We found that those patients with less active disease, with an AJC of zero at the last clinic visit prior to transfer, were almost three times more likely to have an unsuccessful transfer to adult care. Alerting the pediatric team to the importance of educating the patients with less severe disease about the possibility of active disease into adulthood, and the importance of having follow-up with an adult rheumatologist is important. In our study, we noted a trend for young men to have unsuccessful transfers. Targeting this group may also be important to improving the follow-up of these patients.
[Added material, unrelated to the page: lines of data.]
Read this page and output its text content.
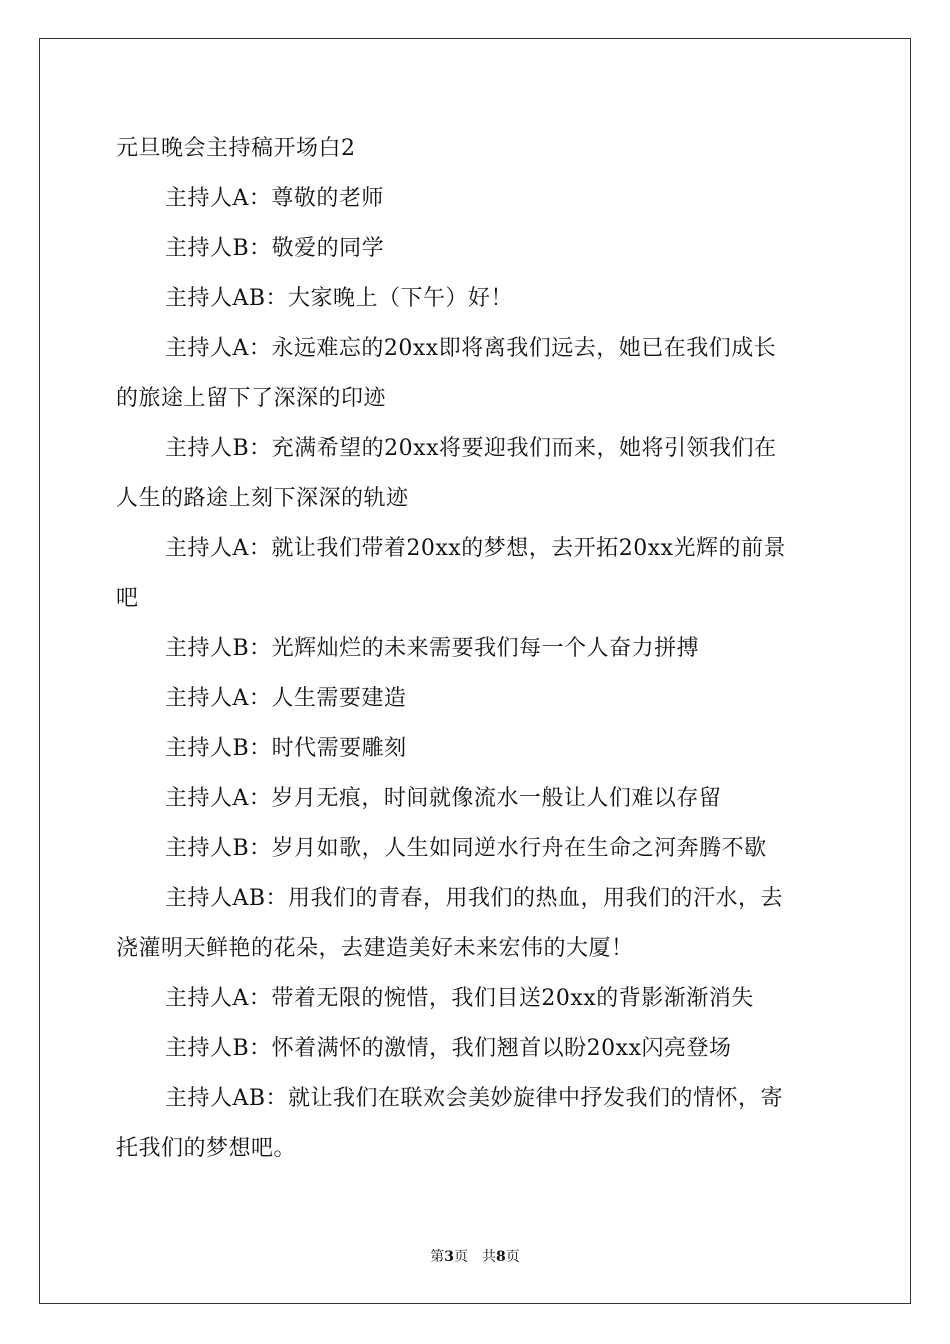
元旦晚会主持稿开场白2
主持人A：尊敬的老师
主持人B：敬爱的同学
主持人AB：大家晚上（下午）好！
主持人A：永远难忘的20xx即将离我们远去，她已在我们成长
的旅途上留下了深深的印迹
主持人B：充满希望的20xx将要迎我们而来，她将引领我们在
人生的路途上刻下深深的轨迹
主持人A：就让我们带着20xx的梦想，去开拓20xx光辉的前景
吧
主持人B：光辉灿烂的未来需要我们每一个人奋力拼搏
主持人A：人生需要建造
主持人B：时代需要雕刻
主持人A：岁月无痕，时间就像流水一般让人们难以存留
主持人B：岁月如歌，人生如同逆水行舟在生命之河奔腾不歇
主持人AB：用我们的青春，用我们的热血，用我们的汗水，去
浇灌明天鲜艳的花朵，去建造美好未来宏伟的大厦！
主持人A：带着无限的惋惜，我们目送20xx的背影渐渐消失
主持人B：怀着满怀的激情，我们翘首以盼20xx闪亮登场
主持人AB：就让我们在联欢会美妙旋律中抒发我们的情怀，寄
托我们的梦想吧。
第3页 共8页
The number of patients in each category of JIA was probably too small to allow for detection of differences between categories. Disease duration was perceived to be a risk factor for transitional difficulties in the study by Shaw. In our study, age of onset did not predict unsuccessful transfer of care; we used this variable as a surrogate for disease duration as most patients transferred in their nineteenth year. Because the treatment practices changed over the course of the time period covered by the study, use of DMARDs and biologic agents at the time of the transfer was not evaluated. Whether the patient had ever used DMARDs was evaluated as a marker of disease severity, but it did not significantly predict the outcome of unsuccessful transfer of care.
In conclusion, we found a dishearteningly high rate of unsuccessful transfer for pediatric to adult rheumatology care. Since this study was terminated, a dedicated young adult rheumatic disease clinic has been established within the McGill network. It is our hope that this clinic will be able to address some of the barriers to successful transfer of care. A follow-up study to test this hypothesis is planned.